MOSCOW (MRC) -- Soaring global demand for memory chips and petrochemicals helped South Korea's exports surge 8.9% in December, lifting its 2017 shipments to the highest on record in value terms, reported Reuters.
Exports for the year as a whole jumped USD573.9 B or 15.8%, data showed in early 2018, making last year the best since relevant data began to be compiled in 1956.
The government is expecting still-solid but more modest export growth of 4% this year. With the economy riding the global trade boom, South Korea's central bank raised interest rates for the first time in more than 6 yr in November.
"Downside risks for South Korea are the won's strength, rising interest rates and oil prices. They are the new three risks," trade minister Paik Un-gyu said in a statement.

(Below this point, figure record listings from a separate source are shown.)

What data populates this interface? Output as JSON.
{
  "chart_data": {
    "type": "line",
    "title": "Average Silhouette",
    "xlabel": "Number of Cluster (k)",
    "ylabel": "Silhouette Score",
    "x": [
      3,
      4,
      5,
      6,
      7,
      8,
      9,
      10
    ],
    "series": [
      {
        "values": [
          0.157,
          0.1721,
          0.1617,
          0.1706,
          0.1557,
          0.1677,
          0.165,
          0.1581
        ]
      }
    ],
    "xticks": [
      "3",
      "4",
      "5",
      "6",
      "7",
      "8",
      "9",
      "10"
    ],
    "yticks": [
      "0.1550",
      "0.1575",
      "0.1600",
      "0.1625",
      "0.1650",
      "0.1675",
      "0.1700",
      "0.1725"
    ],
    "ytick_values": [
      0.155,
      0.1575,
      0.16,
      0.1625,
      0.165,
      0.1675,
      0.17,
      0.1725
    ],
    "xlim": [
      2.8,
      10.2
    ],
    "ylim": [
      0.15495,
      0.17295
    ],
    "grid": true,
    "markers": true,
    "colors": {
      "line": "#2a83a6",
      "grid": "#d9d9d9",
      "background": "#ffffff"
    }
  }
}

A further wild cards will be trade talks with the United States, which is keen to revise a 2012 deal to reduce its trade deficit with South Korea. Talks began on Jan. 5.
December's 8.9% expansion slightly underperformed the 10.3% growth forecast by economists in a Reuters poll and eased from 9.5% in November.
But six of the nation's major export products, including semiconductors, petrochemical products, computers posted double-digit expansion from a year earlier, even as the month had two fewer working days than in December 2016.
Imports jumped 13% December from a year earlier, beating the 12.1% expansion seen in the survey and 12.7% in the previous month.